By 1985, dozens of parents had withdrawn their children from Hampshire primary school after a 9-year-old pupil – also a haemophiliac – tested positive for antibodies to AIDS, as HIV was known at the time.
Michael didn’t want his friends or family to know.
“That’s how he dealt with it, he kept it to himself,” says Linda.
“He never told his friends or said anything because he just wanted to feel normal.”
In the United Kingdom, between 1970 and 1991, some 1,250 people with blood disorders were infected with the human immunodeficiency virus after receiving so-called “Factor VIII” (a treatment that replaces the missing clotting protein in the body). of people like Michael).
Among them were 175 children who had been prescribed Factor VIII by NHS doctors in hospitals, schools or hemophilia clinics.
It is believed that tens of thousands more may have been exposed to hepatitis C (which can cause liver failure and cancer) either through the treatment itself or through a blood transfusion.
Furthermore, at that time, half of people infected with HIV died from an AIDS-related illness.
drug users
At the time, the UK was not self-sufficient in blood products, so much of Factor VIII was imported from the US.
Each batch of the drug was made from the blood and blood plasma of thousands of donors. Even if only one of those donors tested positive for HIV, the virus could be transmitted.
Pharmaceutical companies in the US paid individuals to donate blood, even in high-risk groups like prisoners and drug users.

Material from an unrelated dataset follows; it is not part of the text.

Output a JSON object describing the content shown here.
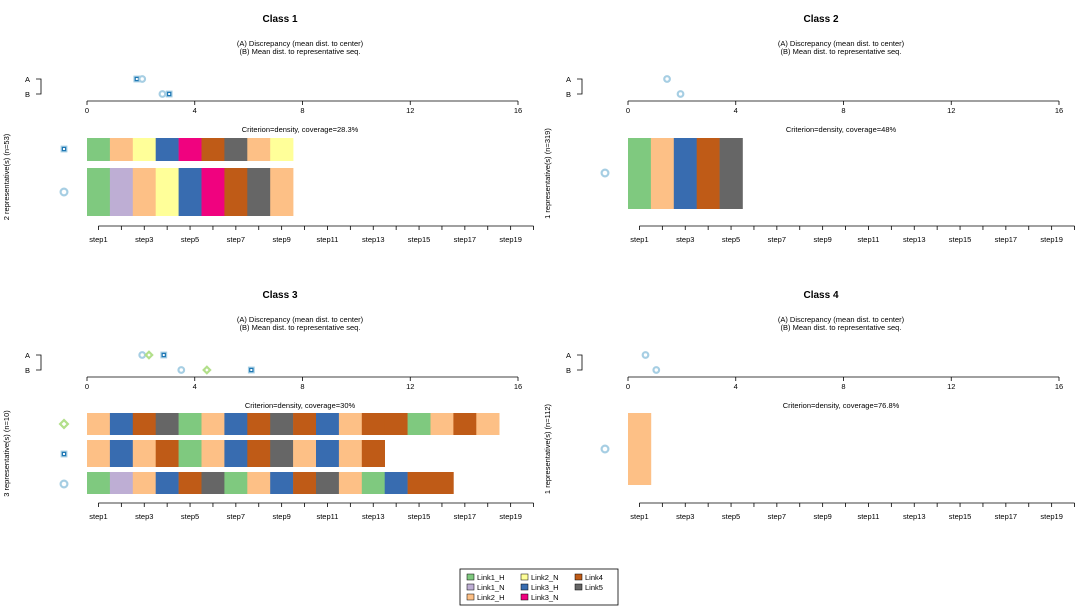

Linda remembers that the first time she heard about AIDS was during a presentation at Birmingham Children’s Hospital in 1984, in which it was warned to watch out for certain symptoms.
But he says the family was never fully informed about the risks they faced: at one point, a nurse told them not to worry because “Michael was fine.”
During all this time, his son was still being treated with the same American drug.
The old Queen Elizabeth Hospital in Birmingham closed its doors in 2010, and its services moved to a new location.
Michael had shown health problems during his adolescence: from excessive night sweats, through glandular fever and ending in a bad episode of influenza.
But he continued to live his life to the full: traveling, listening to music and following his Bromwich Albion football team.
“There was a big game at Wembley Stadium and he was feeling really, really bad,” says Linda.
“So we decorated the car, and he met his friends there. No matter how he was feeling, if he had a chance to make it, he was going to make it.”
Later, as his immune system began to break down, Michael lost weight, began to feel fatigued and lose his memory.
He was taken to Heartlands Hospital in Birmingham, where Linda – who had to give up her job as a cook – cared for him at home and nursed him through the last days of his life.
“She said ‘Mom, you’re never going to be a grandma,’ and I just said, ‘Don’t worry about it.’ It was the only thing I could think of to say to her,” Linda says.
Michael developed meningitis as well as pneumonia, both related to the HIV he had been infected with as a child.
Michael died on May 26, 1995, exactly one week before his 26th birthday.
special session
Nearly 3 decades later, Linda is providing evidence to a public inquiry into the medical disaster.
He will appear joining other parents for a special session on the experiences families have had with infected children during the 1970s and 1980s.
“I felt like I had to do it because I wanted to get to the bottom of it,” he says.
“We all want to know why it was allowed to happen, and, moreover, why it continues to happen.”
Linda asked that her last name not be used.